Every story in my book is a composite of a number of experiences that I have had or the women I have looked after. The memorable ones are those where the mums might have had to overcome difficult obstacles to get to that moment – whether it is numerous cycles of IVF, significant illness or personal struggles.
You are so aware of the specialness of the moment when the birth of a baby is a triumph against the odds.
As a student, I was idealistic. But as I worked more and more in our overstretched and under-resourced maternity system, it became apparent that I couldn’t always give the care I wanted to give. That becomes frustrating.

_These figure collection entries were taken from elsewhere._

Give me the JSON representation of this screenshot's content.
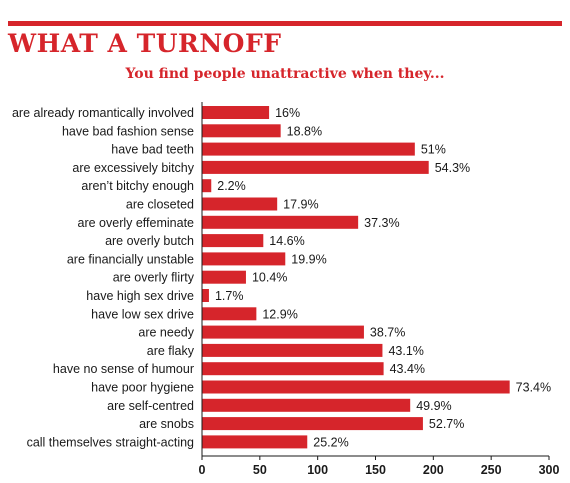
{
  "header": {
    "title": "WHAT A TURNOFF",
    "subtitle": "You find people unattractive when they..."
  },
  "colors": {
    "accent": "#d6252b",
    "bar": "#d6252b",
    "text": "#1a1a1a"
  },
  "chart_data": {
    "type": "bar",
    "orientation": "horizontal",
    "title": "WHAT A TURNOFF",
    "subtitle": "You find people unattractive when they...",
    "xlabel": "",
    "ylabel": "",
    "xlim": [
      0,
      300
    ],
    "xticks": [
      "0",
      "50",
      "100",
      "150",
      "200",
      "250",
      "300"
    ],
    "grid": false,
    "categories": [
      "are already romantically involved",
      "have bad fashion sense",
      "have bad teeth",
      "are excessively bitchy",
      "aren’t bitchy enough",
      "are closeted",
      "are overly effeminate",
      "are overly butch",
      "are financially unstable",
      "are overly flirty",
      "have high sex drive",
      "have low sex drive",
      "are needy",
      "are flaky",
      "have no sense of humour",
      "have poor hygiene",
      "are self-centred",
      "are snobs",
      "call themselves straight-acting"
    ],
    "values": [
      58,
      68,
      184,
      196,
      8,
      65,
      135,
      53,
      72,
      38,
      6,
      47,
      140,
      156,
      157,
      266,
      180,
      191,
      91
    ],
    "data_labels": [
      "16%",
      "18.8%",
      "51%",
      "54.3%",
      "2.2%",
      "17.9%",
      "37.3%",
      "14.6%",
      "19.9%",
      "10.4%",
      "1.7%",
      "12.9%",
      "38.7%",
      "43.1%",
      "43.4%",
      "73.4%",
      "49.9%",
      "52.7%",
      "25.2%"
    ]
  }
}
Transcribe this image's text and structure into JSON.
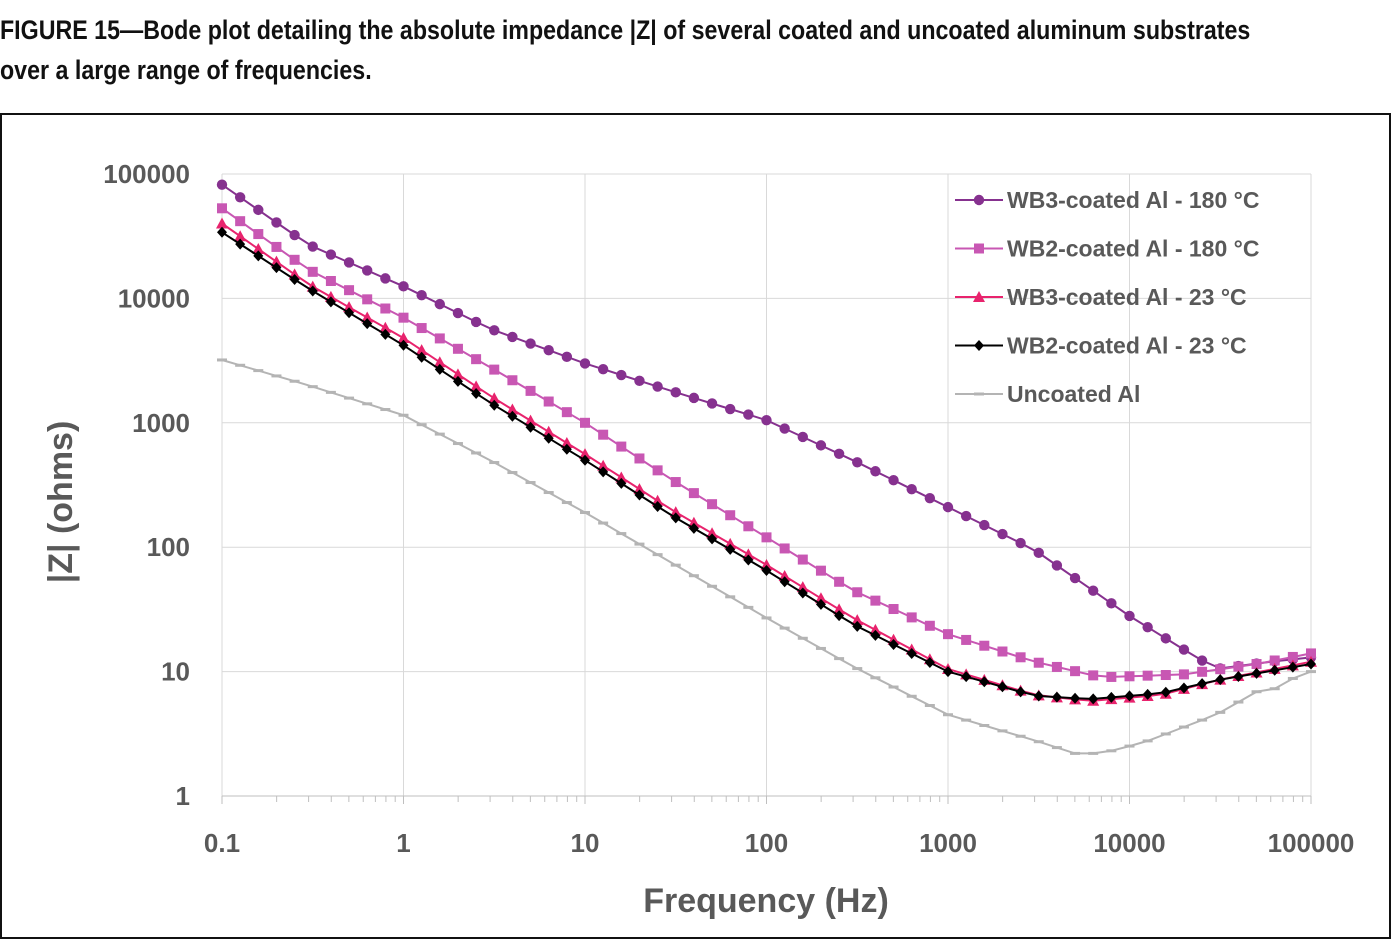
{
  "figure": {
    "caption_line1": "FIGURE 15—Bode plot detailing the absolute impedance |Z| of several coated and uncoated aluminum substrates",
    "caption_line2": "over a large range of frequencies."
  },
  "chart_data": {
    "type": "line",
    "title": "",
    "xlabel": "Frequency (Hz)",
    "ylabel": "|Z| (ohms)",
    "xscale": "log",
    "yscale": "log",
    "xlim": [
      0.1,
      100000
    ],
    "ylim": [
      1,
      100000
    ],
    "xticks": [
      "0.1",
      "1",
      "10",
      "100",
      "1000",
      "10000",
      "100000"
    ],
    "yticks": [
      "1",
      "10",
      "100",
      "1000",
      "10000",
      "100000"
    ],
    "grid": true,
    "legend_position": "top-right",
    "series": [
      {
        "name": "WB3-coated Al - 180 °C",
        "color": "#86318f",
        "marker": "circle",
        "points": [
          [
            0.1,
            82000
          ],
          [
            0.3,
            27000
          ],
          [
            1,
            12500
          ],
          [
            3,
            5700
          ],
          [
            10,
            3000
          ],
          [
            30,
            1800
          ],
          [
            100,
            1050
          ],
          [
            300,
            500
          ],
          [
            1000,
            210
          ],
          [
            3000,
            95
          ],
          [
            10000,
            28
          ],
          [
            20000,
            15
          ],
          [
            30000,
            10.5
          ],
          [
            60000,
            12
          ],
          [
            100000,
            13
          ]
        ]
      },
      {
        "name": "WB2-coated Al - 180 °C",
        "color": "#c857b3",
        "marker": "square",
        "points": [
          [
            0.1,
            53000
          ],
          [
            0.3,
            17000
          ],
          [
            1,
            7000
          ],
          [
            3,
            2800
          ],
          [
            10,
            1000
          ],
          [
            30,
            350
          ],
          [
            100,
            120
          ],
          [
            300,
            45
          ],
          [
            1000,
            20
          ],
          [
            3000,
            12
          ],
          [
            7000,
            9
          ],
          [
            20000,
            9.5
          ],
          [
            50000,
            11.5
          ],
          [
            100000,
            14
          ]
        ]
      },
      {
        "name": "WB3-coated Al - 23 °C",
        "color": "#e8236d",
        "marker": "triangle",
        "points": [
          [
            0.1,
            40000
          ],
          [
            0.3,
            13000
          ],
          [
            1,
            4800
          ],
          [
            3,
            1650
          ],
          [
            10,
            560
          ],
          [
            30,
            200
          ],
          [
            100,
            72
          ],
          [
            300,
            27
          ],
          [
            1000,
            10.5
          ],
          [
            3000,
            6.5
          ],
          [
            6000,
            5.8
          ],
          [
            15000,
            6.5
          ],
          [
            30000,
            8.5
          ],
          [
            100000,
            12
          ]
        ]
      },
      {
        "name": "WB2-coated Al - 23 °C",
        "color": "#000000",
        "marker": "diamond",
        "points": [
          [
            0.1,
            34000
          ],
          [
            0.3,
            12000
          ],
          [
            1,
            4200
          ],
          [
            3,
            1450
          ],
          [
            10,
            500
          ],
          [
            30,
            180
          ],
          [
            100,
            65
          ],
          [
            300,
            24
          ],
          [
            1000,
            10
          ],
          [
            3000,
            6.4
          ],
          [
            6000,
            6
          ],
          [
            15000,
            6.7
          ],
          [
            30000,
            8.5
          ],
          [
            100000,
            11.5
          ]
        ]
      },
      {
        "name": "Uncoated Al",
        "color": "#b4b4b4",
        "marker": "dash",
        "points": [
          [
            0.1,
            3200
          ],
          [
            0.3,
            2000
          ],
          [
            1,
            1150
          ],
          [
            3,
            500
          ],
          [
            10,
            190
          ],
          [
            30,
            75
          ],
          [
            100,
            27
          ],
          [
            300,
            11
          ],
          [
            1000,
            4.5
          ],
          [
            3000,
            2.8
          ],
          [
            5000,
            2.2
          ],
          [
            7000,
            2.2
          ],
          [
            12000,
            2.7
          ],
          [
            30000,
            4.5
          ],
          [
            60000,
            8
          ],
          [
            70000,
            6
          ],
          [
            80000,
            9
          ],
          [
            90000,
            6.5
          ],
          [
            100000,
            10
          ]
        ]
      }
    ]
  }
}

It was difficult but important to talk about that in the book.
There is a significant proportion of women who are not healthy – they are bigger and older than they used to be, and some have chronic complex illnesses.
Women are having babies now who would not have had them in the past. It means midwives have to be skilled to manage their needs with the same resources we have always had, and in some cases, even less.
There has also been a huge drop off in numbers, with midwives taking early retirement. The problem now will be in not only training the next generation, but in retaining them.
I think about my girls having babies in 10 to 20 years’ time and I am quite concerned. There are good experiences for women giving birth but it can be hit and miss. That uncertainty is quite worrying.
Yet I don’t regret my career choice. I am very privileged to say that I know I have made a difference to people.
When I was at Harvard I could never have imagined that I would become a midwife in Scotland and would write a book.
It is a love letter to the women I serve and to the NHS, but also a battle cry for help. A copy was sent to First Minister Nicola Sturgeon. I hope she reads it.